For Jared Kushner, Nepotism Is Official White House Policy

Senator Chuck Grassley watches as Jared Kushner speaks with Donald Trump during a signing ceremony on Dec. 21, 2018. Photo: The Washington Post/The Washington Post/Getty Images

On Thursday, the New York Times reported that Jared Kushner — already the winner of a real-estate empire by birth, and a senior White House position by virtue of marriage — received a top-secret security clearance by direct order of the president, upsetting the standard independence of the process, and overriding officials’ concerns that Kushner could be compromised by a foreign influence.

According to four officials who spoke with the Times, in May 2018, then–White House counsel Don McGahn recommended to the president that his son-in-law not receive the top security clearance, after an FBI background check determined that foreign officials could possibly maintain some sort of sway over Kushner, due to his business holdings. The next day, President Trump ordered then-White House chief of staff John Kelly to override concerns and grant Kushner the high-level clearance. The action was such a concern to McGahn and Kelly — who both left the White House in 2018 — that each wrote up an internal memo outlining the precedent-breaking action.
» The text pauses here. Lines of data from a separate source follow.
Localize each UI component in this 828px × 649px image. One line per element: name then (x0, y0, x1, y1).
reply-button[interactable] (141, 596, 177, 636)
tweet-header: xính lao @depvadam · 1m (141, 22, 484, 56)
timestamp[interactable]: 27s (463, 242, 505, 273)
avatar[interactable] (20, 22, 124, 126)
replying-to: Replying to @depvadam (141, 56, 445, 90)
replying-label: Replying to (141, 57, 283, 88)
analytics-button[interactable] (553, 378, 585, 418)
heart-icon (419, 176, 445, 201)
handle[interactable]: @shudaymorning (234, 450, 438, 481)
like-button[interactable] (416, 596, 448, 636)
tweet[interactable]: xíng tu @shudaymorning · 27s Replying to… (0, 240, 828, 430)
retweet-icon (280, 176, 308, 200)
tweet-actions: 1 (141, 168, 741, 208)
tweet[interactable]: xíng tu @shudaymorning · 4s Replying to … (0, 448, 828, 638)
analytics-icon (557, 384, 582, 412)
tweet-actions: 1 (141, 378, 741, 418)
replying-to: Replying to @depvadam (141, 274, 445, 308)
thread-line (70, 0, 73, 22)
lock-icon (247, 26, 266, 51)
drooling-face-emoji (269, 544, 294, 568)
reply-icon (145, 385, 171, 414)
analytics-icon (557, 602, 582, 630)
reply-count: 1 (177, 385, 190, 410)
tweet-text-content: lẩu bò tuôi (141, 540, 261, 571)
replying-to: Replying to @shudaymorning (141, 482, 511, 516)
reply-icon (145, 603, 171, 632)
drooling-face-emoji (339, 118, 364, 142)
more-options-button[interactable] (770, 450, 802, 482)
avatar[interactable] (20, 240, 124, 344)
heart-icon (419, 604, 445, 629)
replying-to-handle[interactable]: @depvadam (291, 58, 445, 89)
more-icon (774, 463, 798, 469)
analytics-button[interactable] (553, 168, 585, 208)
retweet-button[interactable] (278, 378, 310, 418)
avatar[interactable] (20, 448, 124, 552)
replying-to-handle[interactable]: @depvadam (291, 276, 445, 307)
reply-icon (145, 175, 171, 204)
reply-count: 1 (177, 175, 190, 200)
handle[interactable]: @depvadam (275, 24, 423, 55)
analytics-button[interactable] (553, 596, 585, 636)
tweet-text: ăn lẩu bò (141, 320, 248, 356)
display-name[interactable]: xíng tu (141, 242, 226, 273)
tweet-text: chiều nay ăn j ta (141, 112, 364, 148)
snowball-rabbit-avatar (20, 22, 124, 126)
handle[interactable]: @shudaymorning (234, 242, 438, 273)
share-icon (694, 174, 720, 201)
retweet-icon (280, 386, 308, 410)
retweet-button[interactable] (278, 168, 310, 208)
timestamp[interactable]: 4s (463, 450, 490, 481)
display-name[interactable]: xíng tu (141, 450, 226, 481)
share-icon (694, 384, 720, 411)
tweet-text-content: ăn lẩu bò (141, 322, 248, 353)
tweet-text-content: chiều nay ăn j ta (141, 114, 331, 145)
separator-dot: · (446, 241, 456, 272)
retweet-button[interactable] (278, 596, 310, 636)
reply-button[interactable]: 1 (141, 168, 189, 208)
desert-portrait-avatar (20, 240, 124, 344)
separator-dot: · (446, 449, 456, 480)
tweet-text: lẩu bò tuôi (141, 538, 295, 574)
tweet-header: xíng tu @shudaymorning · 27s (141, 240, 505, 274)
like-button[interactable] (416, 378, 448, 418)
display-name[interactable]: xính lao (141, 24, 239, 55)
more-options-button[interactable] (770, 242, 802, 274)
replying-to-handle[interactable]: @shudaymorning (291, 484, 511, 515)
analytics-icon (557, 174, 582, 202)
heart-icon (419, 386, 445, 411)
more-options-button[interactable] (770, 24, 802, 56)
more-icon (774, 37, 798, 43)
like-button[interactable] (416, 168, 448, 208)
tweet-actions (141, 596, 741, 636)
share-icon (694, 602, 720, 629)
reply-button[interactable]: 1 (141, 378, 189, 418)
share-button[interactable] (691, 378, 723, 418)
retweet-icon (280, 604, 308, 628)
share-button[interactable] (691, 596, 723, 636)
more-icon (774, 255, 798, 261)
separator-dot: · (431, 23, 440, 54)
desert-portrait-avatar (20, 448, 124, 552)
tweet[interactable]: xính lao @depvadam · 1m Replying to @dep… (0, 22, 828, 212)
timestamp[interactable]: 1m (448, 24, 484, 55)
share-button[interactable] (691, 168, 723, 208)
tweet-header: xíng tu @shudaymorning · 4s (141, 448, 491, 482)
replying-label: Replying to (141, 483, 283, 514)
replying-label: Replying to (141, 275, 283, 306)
Prior to Trump’s order, Kushner had been operating on an interim security clearance, which allowed him to attend classified briefings and receive the president’s daily intelligence report. But in February 2018, White House staffers with such clearances received a downgrade, after the Rob Porter abuse scandal broke. This frustrated both Kushner and Trump; according to the Times, the president would frequently bug aides about his son-in-law’s clearance upgrade, asking, “Why isn’t this getting done?”

Democrats in Congress immediately announced that they are prepared to examine the process by which Kushner received his clearance. “The Committee expects full compliance with its requests as soon as possible, or it may become necessary to consider alternative means to compel compliance,” said House Oversight Committee chairman Elijah Cummings. “There is no nepotism exception for background investigations,” said Adam Schiff, head of the House Intelligence Committee.

Perhaps the strangest result of the report was a comment from Peter Mirijanian, a spokesman on behalf of Kushner’s lawyer, Abbe D. Lowell. Mirijanian said: “In 2018, White House and security clearance officials affirmed that Mr. Kushner’s security clearance was handled in the regular process with no pressure from anyone. That was conveyed to the media at the time, and new stories, if accurate, do not change what was affirmed at the time.” It’s unclear if a spokesperson for a lawyer for a billionaire describing how truth on a matter does not evolve with the presentation of new details is a snippet from Kafka or Borges or Orwell, or just a moment on a soon-to-be-forgotten Thursday in the Trump era.